Dienstag, 27. November 2018
Die Mädchen
Ich weiß nicht, was ein Korb ist. Ich habe es nie versucht. Doch, einmal, da wurde ich gerade 17, und die Zeit vergeht quälend langsam in dem Alter. Ich war katholischer Konvertit, in den Glaubensinhalten gemäßigt, im Glauben daran radikal. Aber es geschah einfach nichts, Gott gab mir kein Zeichen. Also provozierte ich eigenhändig eine Situation, in der die göttliche Vorsehung Farbe bekennen musste. Ich schrieb einem Mädchen, in welches ich seit einigen Tagen ein wenig verknallt war, einen Liebesbrief. Es ging gar nicht um das Mädchen, - es ging darum, was jetzt geschehen würde. Ich schrieb einem durchaus hübschen Mädchen. Ich erwartete nichts weniger, als ein Wunder. Ich wollte, dass Gott sich endlich zeigt, denn ein Gott, der sich so verhält, als existierte er nicht, existiert vielleicht gar nicht.
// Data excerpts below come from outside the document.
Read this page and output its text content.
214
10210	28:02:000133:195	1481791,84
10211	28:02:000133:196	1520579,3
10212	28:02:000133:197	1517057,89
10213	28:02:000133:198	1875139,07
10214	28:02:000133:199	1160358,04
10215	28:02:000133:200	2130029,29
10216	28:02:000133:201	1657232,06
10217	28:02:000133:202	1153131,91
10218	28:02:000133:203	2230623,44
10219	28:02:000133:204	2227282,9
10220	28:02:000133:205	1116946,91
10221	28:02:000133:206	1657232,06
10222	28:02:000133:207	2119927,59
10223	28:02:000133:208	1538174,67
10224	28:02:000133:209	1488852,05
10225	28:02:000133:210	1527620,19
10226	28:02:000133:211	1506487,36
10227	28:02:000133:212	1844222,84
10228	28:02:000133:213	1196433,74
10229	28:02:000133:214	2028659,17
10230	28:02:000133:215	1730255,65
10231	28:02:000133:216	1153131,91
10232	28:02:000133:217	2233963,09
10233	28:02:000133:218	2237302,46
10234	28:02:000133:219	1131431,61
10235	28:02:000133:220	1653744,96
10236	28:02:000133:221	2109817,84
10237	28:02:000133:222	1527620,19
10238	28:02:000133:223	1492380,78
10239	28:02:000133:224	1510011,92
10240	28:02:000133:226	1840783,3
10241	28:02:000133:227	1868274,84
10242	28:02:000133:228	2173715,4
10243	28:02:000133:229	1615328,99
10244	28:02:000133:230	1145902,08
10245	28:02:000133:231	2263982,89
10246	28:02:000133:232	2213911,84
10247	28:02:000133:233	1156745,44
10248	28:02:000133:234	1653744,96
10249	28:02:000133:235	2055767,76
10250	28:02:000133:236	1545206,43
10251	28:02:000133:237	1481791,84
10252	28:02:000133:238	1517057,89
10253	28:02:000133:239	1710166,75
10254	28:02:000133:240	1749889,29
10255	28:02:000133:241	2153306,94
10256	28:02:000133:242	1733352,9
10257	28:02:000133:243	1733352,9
Ablehnung kenne ich aus anderen Zusammenhängen: der ist nicht so wie wir, der ist anders, der ist seltsam, der ist nicht einer von uns. Ablehnung kenne ich als soziale Ausgrenzung, nicht als zwischenmenschliche Erfahrung. Wenn es mit den Mädchen ernst war, wenn ich nicht ein wenig, sondern ganz schön bis sehr verknallt war, dann wusste ich einfach nicht, was ich tun sollte, schaute zwar sehnsüchtig vom Weiten die Mädchen an, aber hatte sie nie angesprochen. So kam ich nie in Versuchung, meine Ansprüche zu senken, oder gar mich von der Vorstellung des Idealmädchens zu verabschieden. Ich träumte immer weiter meinen Traum, und lebte mein Leben. Vielleicht hätte ich es auch andersrum versuchen sollen.
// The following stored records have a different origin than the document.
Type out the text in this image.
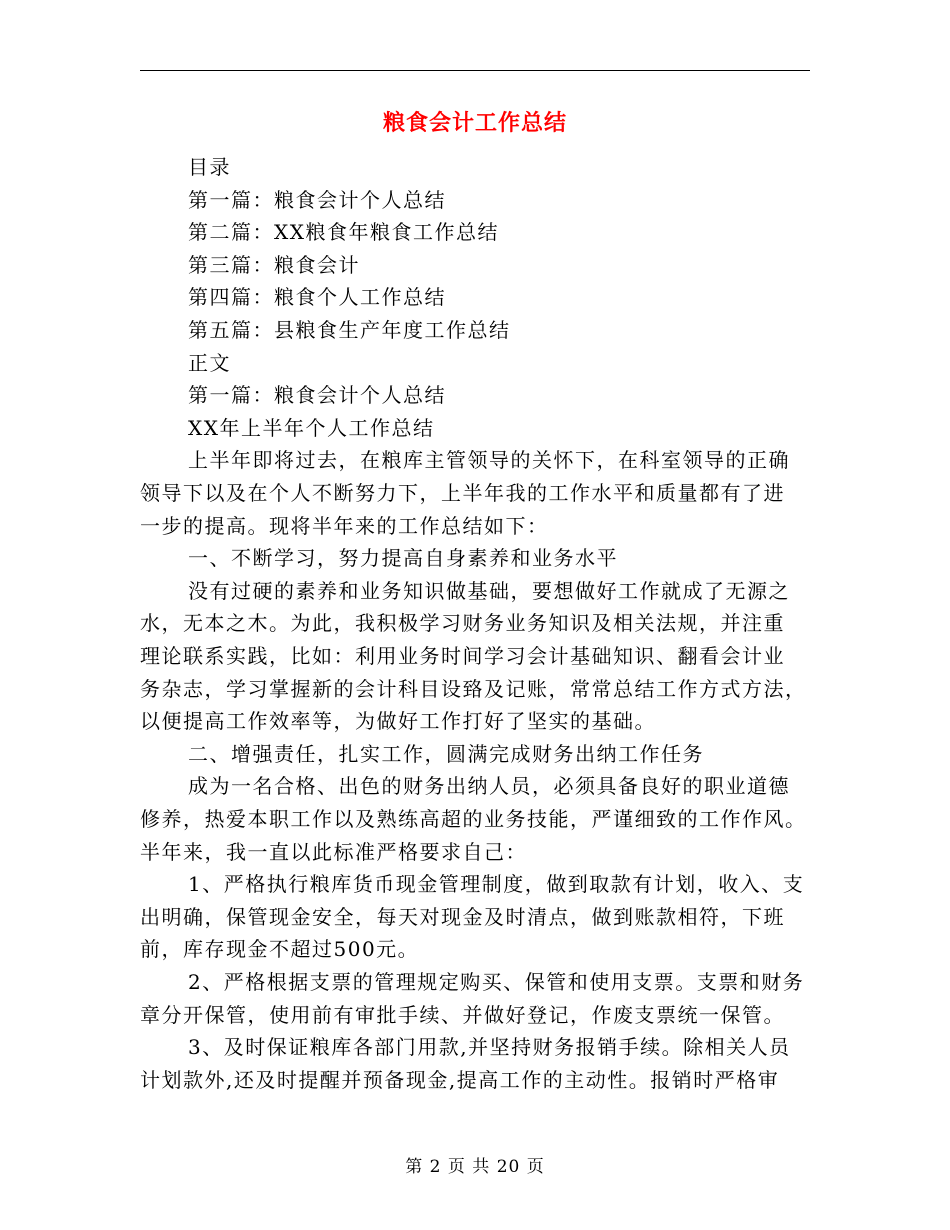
粮食会计工作总结
目录
第一篇：粮食会计个人总结
第二篇：XX粮食年粮食工作总结
第三篇：粮食会计
第四篇：粮食个人工作总结
第五篇：县粮食生产年度工作总结
正文
第一篇：粮食会计个人总结
XX年上半年个人工作总结
上半年即将过去，在粮库主管领导的关怀下，在科室领导的正确
领导下以及在个人不断努力下，上半年我的工作水平和质量都有了进
一步的提高。现将半年来的工作总结如下：
一、不断学习，努力提高自身素养和业务水平
没有过硬的素养和业务知识做基础，要想做好工作就成了无源之
水，无本之木。为此，我积极学习财务业务知识及相关法规，并注重
理论联系实践，比如：利用业务时间学习会计基础知识、翻看会计业
务杂志，学习掌握新的会计科目设臵及记账，常常总结工作方式方法，
以便提高工作效率等，为做好工作打好了坚实的基础。
二、增强责任，扎实工作，圆满完成财务出纳工作任务
成为一名合格、出色的财务出纳人员，必须具备良好的职业道德
修养，热爱本职工作以及熟练高超的业务技能，严谨细致的工作作风。
半年来，我一直以此标准严格要求自己：
1、严格执行粮库货币现金管理制度，做到取款有计划，收入、支
出明确，保管现金安全，每天对现金及时清点，做到账款相符，下班
前，库存现金不超过500元。
2、严格根据支票的管理规定购买、保管和使用支票。支票和财务
章分开保管，使用前有审批手续、并做好登记，作废支票统一保管。
3、及时保证粮库各部门用款,并坚持财务报销手续。除相关人员
计划款外,还及时提醒并预备现金,提高工作的主动性。报销时严格审
第 2 页 共 20 页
Die Mädchen sind schon das Wichtigste, weil das Schönste und Bezauberndste, was diese Welt zu bieten hat, - darum habe ich gleich zu Anfang das Unbedeutende übersprungen. Mit den Mädchen ist aber das Höchste in der Sphäre des Empirischen erschöpft. Ob mich der Nachbarshund, jene alte Nervensäge oder dieser Esel da ablehnt, geht mir am Arsch vorbei. Soziale Ablehnung wird vom Rechtsstaat, in dem ich lebe, durch die zivile Ordnung abgefedert. Freundschaften kann man schließen, also beenden, wenn dem Freund oder der Freundin meine Nase nicht mehr gefällt. Auch an die Familie ist man in der Postmoderne nicht mehr so gebunden, dass man Ablehnung etwa durch enttäuschte Eltern oder neidische Geschwister und Cousins täglich ertragen müsste.
Über den Mädchen steht nur noch Gott, das Ganze, das Absolute. Ich fühle mich in dieser Welt deplatziert. Werde ich vom Universum abgelehnt? Gefalle ich Gott nicht? Wenn er mich mag, warum hat er mich in diese jämmerliche und jammervolle Welt werfen lassen, anstatt mich gleich im Paradies auszusetzen? Warum passiert mir nicht das, was ich mir wünsche, oder was ich will? Wieso bin ich nicht allmächtig? Weil ich ein endliches Wesen bin. Ich selbst bin in meinem inneren Wesen die Ablehnung, denn das Ich ist zuallererst die Negation all dessen, was es selbst nicht ist. Das Ich unterscheidet automatisch eine äußere Welt von sich selbst, und erlebt dadurch eine Ablehnung, die es selbst verursacht. Die Welt hat sich gegen mich nicht verschworen - sie leistet mir nur natürlichen Widerstand, weil sie erstens wirklich und zweitens endlich ist, genau wie ich.